Elbette, yukarıda ima ettiğim şekliyle, o mürebbiyelerle hayat ve ölüm konularında, zihniyetlerimizde açığa çıkan köklü farklılığı ıskalamadığım gibi, koronavirüsün ülkemizdeki varlığının resmileşmesiyle birlikte, önce hangi semtlerdeki bakkal, market raflarının yağmalandığı bilgisini de ıskalamıyorum.

Ölüm duygusuna kapılan birinin davranışlarında muvaneze aranmaz ancak, bu duygunun dizginsizleştirdiği davranışlara karşı, mümkün bir muvazenenin bulunması da gerekir.

İstinye’deki çay bahçesinde maruz kaldığımız durumun, mezkur zihniyetin tipik bir örneği olarak aklıma gelivermesi bu yüzdendir.

Bir kadın milletvekilinin, bundan birkaç yıl önce, Zincirlikuyu Mezarlığı’nın girişinde yazan “Her canlı ölümü tadacaktır” mealindeki ayeti bir tehdit gibi yorumlamasıyla vuku bulan tartışmalar da aklıma gelmedi değil.

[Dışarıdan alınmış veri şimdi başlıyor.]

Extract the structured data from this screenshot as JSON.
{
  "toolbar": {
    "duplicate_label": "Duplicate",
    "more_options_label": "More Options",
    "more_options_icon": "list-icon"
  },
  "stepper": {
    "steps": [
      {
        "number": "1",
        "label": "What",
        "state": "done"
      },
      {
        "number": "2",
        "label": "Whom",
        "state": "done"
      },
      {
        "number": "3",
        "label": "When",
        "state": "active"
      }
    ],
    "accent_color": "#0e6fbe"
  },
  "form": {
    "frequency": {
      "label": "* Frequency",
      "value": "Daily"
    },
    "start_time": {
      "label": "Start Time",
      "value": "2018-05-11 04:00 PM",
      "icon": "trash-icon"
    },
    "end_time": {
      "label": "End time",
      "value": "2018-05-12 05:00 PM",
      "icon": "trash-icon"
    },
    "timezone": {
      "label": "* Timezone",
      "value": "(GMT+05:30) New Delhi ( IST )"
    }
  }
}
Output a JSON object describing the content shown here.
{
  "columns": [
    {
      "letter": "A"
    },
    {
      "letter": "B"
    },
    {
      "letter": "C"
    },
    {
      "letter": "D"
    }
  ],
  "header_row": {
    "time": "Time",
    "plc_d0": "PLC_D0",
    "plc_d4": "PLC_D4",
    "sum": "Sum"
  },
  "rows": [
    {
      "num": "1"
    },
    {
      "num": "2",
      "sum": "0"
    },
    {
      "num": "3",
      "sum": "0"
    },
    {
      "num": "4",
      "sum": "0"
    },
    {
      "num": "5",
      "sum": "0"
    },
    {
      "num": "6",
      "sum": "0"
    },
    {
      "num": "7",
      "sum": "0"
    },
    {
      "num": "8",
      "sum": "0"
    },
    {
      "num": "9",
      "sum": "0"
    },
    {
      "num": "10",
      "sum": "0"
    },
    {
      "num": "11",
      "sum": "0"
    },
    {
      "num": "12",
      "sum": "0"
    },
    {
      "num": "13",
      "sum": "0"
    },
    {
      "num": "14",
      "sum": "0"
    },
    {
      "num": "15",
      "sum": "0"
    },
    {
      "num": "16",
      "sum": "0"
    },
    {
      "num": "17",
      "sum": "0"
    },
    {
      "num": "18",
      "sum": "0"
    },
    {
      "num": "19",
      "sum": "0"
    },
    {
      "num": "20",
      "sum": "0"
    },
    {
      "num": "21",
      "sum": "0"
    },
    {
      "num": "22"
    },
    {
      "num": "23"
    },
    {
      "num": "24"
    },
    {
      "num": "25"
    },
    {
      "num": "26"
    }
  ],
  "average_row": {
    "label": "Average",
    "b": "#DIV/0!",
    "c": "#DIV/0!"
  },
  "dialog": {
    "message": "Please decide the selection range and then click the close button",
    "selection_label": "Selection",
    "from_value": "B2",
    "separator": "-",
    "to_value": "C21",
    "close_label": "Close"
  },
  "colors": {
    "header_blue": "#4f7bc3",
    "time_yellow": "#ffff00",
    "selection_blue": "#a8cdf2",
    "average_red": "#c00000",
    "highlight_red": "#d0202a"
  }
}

Ha o, ha bu, neticede hayat ve ölüm konusunda sorunlu olan zihniyetlerin, bugünkü şartlarda, ilkin makarna raflarını talan etme şeklinde dışa vurması, toplum sağlığı açısından dikkate alınmaya ve özenle incelenmeye muhtaçtır.

Hayat ve ölümün aynı ya da ayrı mesele olup olmadığı, son tahlilde inanışlarımızla ilgilidir.

Müslüman oluşumuza göre, ölüm bizim sadece dünyasal şeklini bildiğimiz muhtelif hayat düzeylerinin birinden bir diğerine geçmekten ibarettir.

Ölümü hayata dahil etmeyen bir zihiniyette, bu hakikat ölümle birlikte som bir yok oluşa evrilir ve bu evriliş, kendiliğinden ağır bir korkunun kaynağı haline geliverir.